When I hear the word devastated, I think of Meryl Streep on the screen, tossing her hair in the sunlight with a big old empty house behind her as she whisks herself away to nurse a wine bottle and purse her lips before sinking into a bubble bath.
When I hear the word devastated, I think of Roxane over Christian’s body, damning death’s approach because, fuck it, she was going to have her cry on the battle fied. I think of her mourning dress in the morning light, the black lace whispering over the grass.
Life, put on pause. That is devastation.
I used to get really flushed and tight in my chest when I’d come back to campus after fall break and walk to chapel and see packs of girls with gleaming skin and freshwater pearl studs and snappy headbands, wearing smooth, fitted North Face jackets. Aghast at my lack of conversationable ideas when I bumped into one in line, I’d compliment the jacket, and she’d flash me a white-toothed smile and tell me how her dad takes her out to get a new fall wardrobe every year during break, and isn’t this just the nicest jacket? I’d agree warmly, and then I’d poke my fingers through the lining of my pockets and finger the length of the frayed edge and wonder if my parents even knew what my coat was like.

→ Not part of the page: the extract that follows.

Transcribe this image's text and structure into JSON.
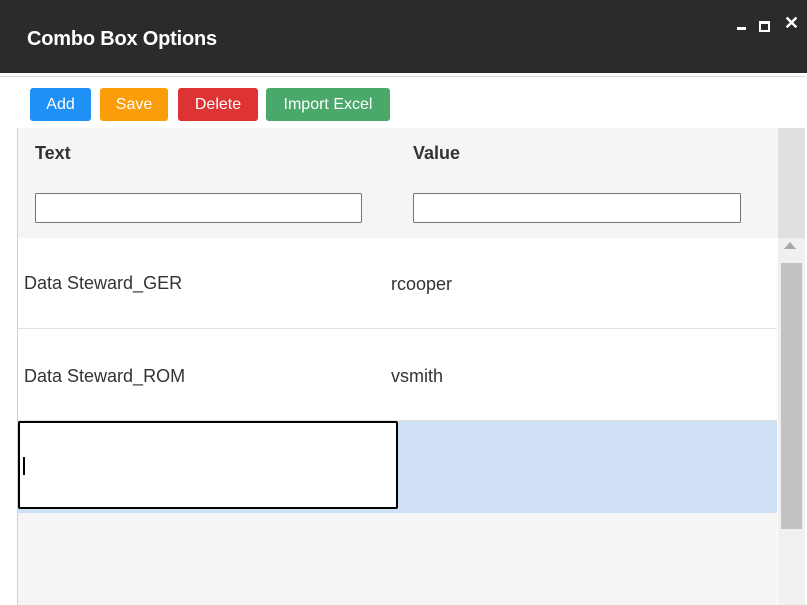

Sometimes I feel guilty for taking time alone so intensely. It’s not productive, I can’t answer any of my own questions, and I should be applying for more jobs, since I’m broke as shit. So when I walk to my car after work, I call a friend so I don’t miss the beauty of those five blocks over worrying that I parked in the wrong zone in my hurry to make it to work on time. I talk about writing ideas and boys, telling her how I’m craving hot mozzarella cheese sticks and worried about my little sister, and I try not to count out the impact of a $73 parking ticket on my week’s budget. I watch the light while I listen to her tell me about the first time she felt her baby hiccup inside her. I impress on my memory the glint of the sea between the houses when her husband interrupts us to tell her how he thinks she’s so sexy. I try to imagine what I would feel if I were in their town again, fighting 16” of snow and cursing the ice on my car in the mornings.

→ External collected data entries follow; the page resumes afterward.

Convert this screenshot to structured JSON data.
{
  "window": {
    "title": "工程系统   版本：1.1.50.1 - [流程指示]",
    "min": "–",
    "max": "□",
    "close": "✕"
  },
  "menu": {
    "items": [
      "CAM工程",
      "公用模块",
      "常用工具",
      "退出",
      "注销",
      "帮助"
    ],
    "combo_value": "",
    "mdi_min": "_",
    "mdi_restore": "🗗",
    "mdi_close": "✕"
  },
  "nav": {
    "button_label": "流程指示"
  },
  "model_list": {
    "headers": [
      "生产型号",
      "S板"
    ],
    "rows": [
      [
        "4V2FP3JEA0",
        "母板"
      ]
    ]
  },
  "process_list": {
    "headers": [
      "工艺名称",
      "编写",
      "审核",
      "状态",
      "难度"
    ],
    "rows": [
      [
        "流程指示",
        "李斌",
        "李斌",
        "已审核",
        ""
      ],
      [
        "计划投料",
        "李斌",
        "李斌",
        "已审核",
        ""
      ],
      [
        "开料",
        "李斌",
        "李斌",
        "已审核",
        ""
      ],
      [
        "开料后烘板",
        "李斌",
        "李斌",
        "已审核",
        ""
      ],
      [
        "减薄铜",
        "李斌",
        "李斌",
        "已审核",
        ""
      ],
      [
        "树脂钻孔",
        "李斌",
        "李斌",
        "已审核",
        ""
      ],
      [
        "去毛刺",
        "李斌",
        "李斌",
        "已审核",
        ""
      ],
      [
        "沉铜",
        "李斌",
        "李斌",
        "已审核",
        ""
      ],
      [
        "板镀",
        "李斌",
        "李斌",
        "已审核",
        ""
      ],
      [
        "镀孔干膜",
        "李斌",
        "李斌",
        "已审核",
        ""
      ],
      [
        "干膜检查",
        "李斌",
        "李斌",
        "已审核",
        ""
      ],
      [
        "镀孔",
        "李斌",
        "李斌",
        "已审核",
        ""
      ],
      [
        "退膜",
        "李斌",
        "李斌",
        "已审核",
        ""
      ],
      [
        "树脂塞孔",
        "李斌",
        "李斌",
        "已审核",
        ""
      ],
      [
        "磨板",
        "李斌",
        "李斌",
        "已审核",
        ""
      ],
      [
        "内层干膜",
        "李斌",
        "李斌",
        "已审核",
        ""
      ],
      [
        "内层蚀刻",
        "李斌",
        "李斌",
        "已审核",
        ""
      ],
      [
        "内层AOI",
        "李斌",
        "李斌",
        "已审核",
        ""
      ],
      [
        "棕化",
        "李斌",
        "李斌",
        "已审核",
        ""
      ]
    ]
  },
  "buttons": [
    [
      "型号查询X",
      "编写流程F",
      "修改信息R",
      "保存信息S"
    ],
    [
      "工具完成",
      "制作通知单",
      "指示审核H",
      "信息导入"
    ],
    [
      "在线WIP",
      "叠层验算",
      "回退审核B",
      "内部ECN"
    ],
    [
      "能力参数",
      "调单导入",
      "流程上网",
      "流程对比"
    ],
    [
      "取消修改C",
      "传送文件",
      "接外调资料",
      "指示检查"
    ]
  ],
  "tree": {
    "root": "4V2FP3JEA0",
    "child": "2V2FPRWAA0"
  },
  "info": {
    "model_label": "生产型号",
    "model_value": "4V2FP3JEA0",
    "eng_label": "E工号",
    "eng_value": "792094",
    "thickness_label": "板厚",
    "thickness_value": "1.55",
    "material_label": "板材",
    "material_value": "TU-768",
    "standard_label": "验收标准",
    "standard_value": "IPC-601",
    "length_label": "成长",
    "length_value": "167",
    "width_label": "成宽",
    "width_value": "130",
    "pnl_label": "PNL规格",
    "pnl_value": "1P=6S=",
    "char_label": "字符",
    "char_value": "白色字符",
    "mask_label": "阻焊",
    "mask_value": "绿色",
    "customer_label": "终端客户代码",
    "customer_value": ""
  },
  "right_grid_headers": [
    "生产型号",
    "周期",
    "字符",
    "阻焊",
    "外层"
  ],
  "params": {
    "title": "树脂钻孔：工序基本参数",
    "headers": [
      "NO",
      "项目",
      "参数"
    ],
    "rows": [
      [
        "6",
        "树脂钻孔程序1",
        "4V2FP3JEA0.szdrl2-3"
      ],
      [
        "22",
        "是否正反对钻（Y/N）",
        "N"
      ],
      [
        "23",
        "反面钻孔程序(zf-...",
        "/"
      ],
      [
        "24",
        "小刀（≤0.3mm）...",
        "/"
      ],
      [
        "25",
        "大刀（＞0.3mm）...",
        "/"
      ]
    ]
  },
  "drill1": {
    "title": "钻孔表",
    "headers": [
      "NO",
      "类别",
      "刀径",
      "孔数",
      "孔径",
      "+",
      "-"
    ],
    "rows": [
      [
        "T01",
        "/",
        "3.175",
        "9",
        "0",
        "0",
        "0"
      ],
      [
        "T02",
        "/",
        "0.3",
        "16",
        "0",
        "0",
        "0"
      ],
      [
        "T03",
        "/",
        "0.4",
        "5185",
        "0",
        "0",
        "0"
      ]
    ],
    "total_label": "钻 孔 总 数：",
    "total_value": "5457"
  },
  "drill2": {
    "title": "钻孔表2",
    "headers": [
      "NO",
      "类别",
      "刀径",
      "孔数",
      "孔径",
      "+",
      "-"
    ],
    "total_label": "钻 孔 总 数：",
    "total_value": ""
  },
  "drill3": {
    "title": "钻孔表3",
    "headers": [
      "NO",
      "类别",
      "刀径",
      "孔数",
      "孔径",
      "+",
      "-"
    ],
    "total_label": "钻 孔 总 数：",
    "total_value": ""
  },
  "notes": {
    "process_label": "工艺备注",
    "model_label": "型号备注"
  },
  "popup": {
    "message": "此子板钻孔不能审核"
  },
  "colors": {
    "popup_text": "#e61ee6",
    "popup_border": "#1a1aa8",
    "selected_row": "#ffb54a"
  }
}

Devastation is a mindset that is incompatible with perceived scarcity, I think. It’s loss, but it’s loss to those unaccustomed to the sensation. I wonder sometimes how much bigger, louder, freer, and more me I could be if I didn’t have starvation mentality strangling my brain every second of the day. I trace the sunbeams and feel small, but it’s not new to feel small. When the world steps a bit closer and the rain whispers on the pavement, I feel large and I contain multitudes.

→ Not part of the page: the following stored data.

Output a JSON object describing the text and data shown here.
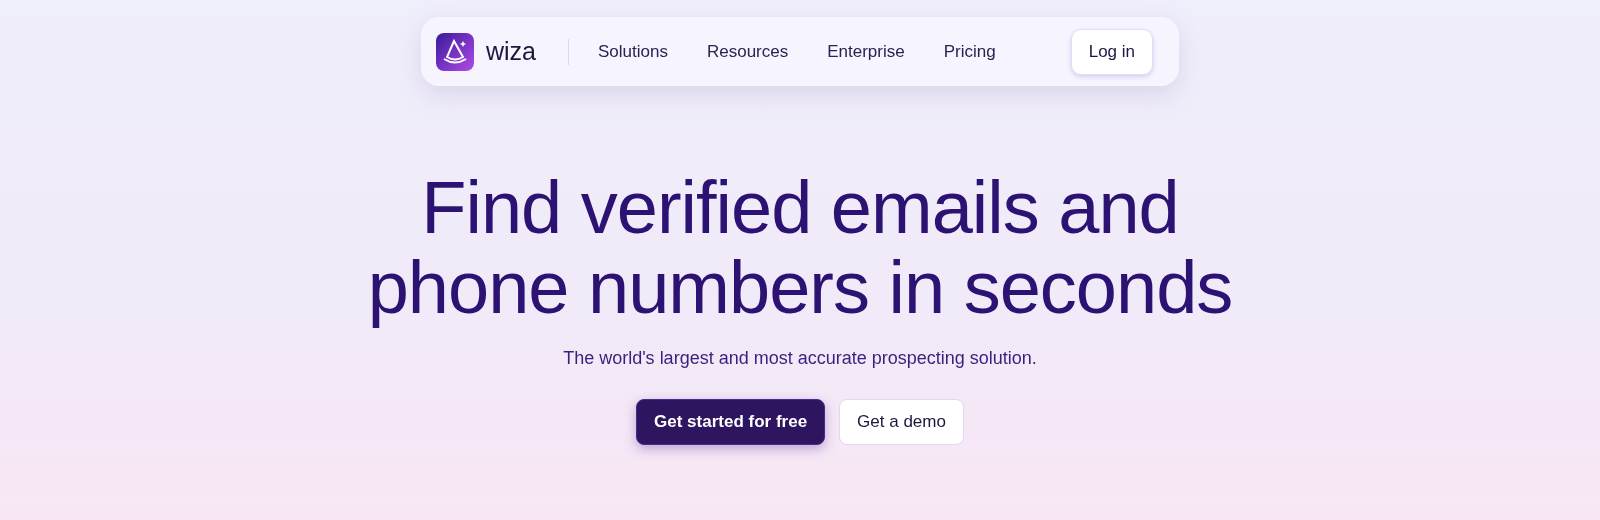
{
  "nav": {
    "brand": "wiza",
    "links": [
      "Solutions",
      "Resources",
      "Enterprise",
      "Pricing"
    ],
    "login": "Log in"
  },
  "hero": {
    "title_lines": [
      "Find verified emails and",
      "phone numbers in seconds"
    ],
    "subtitle": "The world's largest and most accurate prospecting solution.",
    "primary_button": "Get started for free",
    "secondary_button": "Get a demo"
  }
}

Is my aversion to accepting grand gestures of nature or grief or familial affection and accidental plenty a form of emotional ADHD? Am I afraid of having enough, because then I might lose my excuses for why I’m not yet flexing my full strength?
I don’t want to be devastated. I need to build an addition in my brain for the positive descriptors–they’re all bunking together in the back room while fear and shame play bachelor penthouse in my kitchen. I think I want to invite whole over for coffee. I want to make abundance my godmother. I want to be baptised with tranquility.
But I’m just not sure how to go about it yet, and I have to be up at 5am for work. Maybe I’ll whisper curses at the sunrise. Or maybe I’ll play Beyoncé.